Ethridge could be considered a traditional artist, since his images are often either figures or landscapes. Each image is beautiful, yet each image of beauty obscures, or exacts through ironic counterpoint, an unseen context. The most blatantly romantic images, such as those in his "New York Water" series, Osgood Pond and Catskills, present what seem like nature pictorials straight out of Hallmark cards: the haze of late summer covering a large pond seen through a rise of fir trees, and a stream bubbling merrily through a bucolic landscape. Yet hidden in the obvious details are reasons why beauty lies to us, and why we let it. Nature is a backdrop of beautiful detail to Ethridge, but it is also merely a fact, which can be defined and compartmentalized, as it is in the title of the series, which sounds like the name of a state regulatory agency, and not a thematic depiction of beautiful scenery.
More perversely intentional are Untitled (Self Portrait) and Car Carrier. In the first, the artist sustained a nasty black eye while climbing a rock embankment. He found the image so guilelessly convincing that he was driven to document it in order to show people what a real black eye looks like. The image is painfully convincing, even as it mars his clean faced, boy next door looks. Car Carrier presents the image of a commercial freighter transporting automobiles from Europe. Ethridge was struck by the enormity of such an operation, as well as by the plain economic reality it represents. He utilized a prismatic lens to transform one ship into an army of doppelgangers whose similarity and number echo the multitude of cars each one ostensibly carries.
Combining honesty with trickery are three photographs titled simply Pigeon in which the artist "hired” a set of trained birds from Universal Studios to fly about in predetermined routines. Portrayed with a high speed lens, they take on a dramatic saintliness, like the religious familiars they really are.

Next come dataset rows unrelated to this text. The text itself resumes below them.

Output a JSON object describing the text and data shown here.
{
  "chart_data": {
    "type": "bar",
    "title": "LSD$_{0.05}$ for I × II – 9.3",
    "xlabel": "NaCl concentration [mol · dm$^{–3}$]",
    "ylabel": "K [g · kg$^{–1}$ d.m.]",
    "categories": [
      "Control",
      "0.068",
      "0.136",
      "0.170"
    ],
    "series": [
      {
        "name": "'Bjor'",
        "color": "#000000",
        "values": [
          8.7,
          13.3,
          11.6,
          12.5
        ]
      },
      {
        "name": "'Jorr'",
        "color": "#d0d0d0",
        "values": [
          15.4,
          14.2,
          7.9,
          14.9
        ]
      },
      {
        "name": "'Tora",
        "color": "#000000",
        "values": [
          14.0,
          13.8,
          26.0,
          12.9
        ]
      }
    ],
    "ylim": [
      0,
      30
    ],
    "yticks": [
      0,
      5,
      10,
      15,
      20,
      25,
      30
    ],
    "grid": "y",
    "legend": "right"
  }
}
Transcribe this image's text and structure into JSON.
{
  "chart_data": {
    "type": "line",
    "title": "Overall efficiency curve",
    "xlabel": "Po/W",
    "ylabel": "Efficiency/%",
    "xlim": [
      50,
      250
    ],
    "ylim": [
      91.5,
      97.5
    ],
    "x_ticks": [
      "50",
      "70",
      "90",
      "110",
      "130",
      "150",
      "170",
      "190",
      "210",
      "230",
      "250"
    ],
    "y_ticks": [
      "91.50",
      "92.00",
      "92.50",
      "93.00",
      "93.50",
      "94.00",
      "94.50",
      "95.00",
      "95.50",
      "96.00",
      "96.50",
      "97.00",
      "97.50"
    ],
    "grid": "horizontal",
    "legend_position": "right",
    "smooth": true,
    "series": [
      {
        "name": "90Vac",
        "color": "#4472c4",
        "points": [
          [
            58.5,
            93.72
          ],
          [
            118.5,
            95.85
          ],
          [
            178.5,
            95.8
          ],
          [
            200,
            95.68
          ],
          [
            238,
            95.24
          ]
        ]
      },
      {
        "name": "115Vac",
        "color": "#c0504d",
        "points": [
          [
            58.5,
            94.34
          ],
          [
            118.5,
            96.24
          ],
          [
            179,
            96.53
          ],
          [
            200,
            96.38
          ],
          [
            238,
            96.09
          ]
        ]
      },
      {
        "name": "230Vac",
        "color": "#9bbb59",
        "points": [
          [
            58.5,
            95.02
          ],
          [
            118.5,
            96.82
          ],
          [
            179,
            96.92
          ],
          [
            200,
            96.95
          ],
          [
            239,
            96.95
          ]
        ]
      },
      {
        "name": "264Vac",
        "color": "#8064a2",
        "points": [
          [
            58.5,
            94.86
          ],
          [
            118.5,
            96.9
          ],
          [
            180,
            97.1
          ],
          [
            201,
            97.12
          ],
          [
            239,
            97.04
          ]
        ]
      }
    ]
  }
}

Finally there is The Pink Bow, the image after which this exhibition was named. As a commercially fabricated item with humble origins, it is speciously portrayed as if it were not merely a metaphor for the sexual object it resembles, but also a commodity critique. As a gesture, it is an homage to the inspiration Ethridge derives from specific subject matter, and the specificity of the photographic image itself.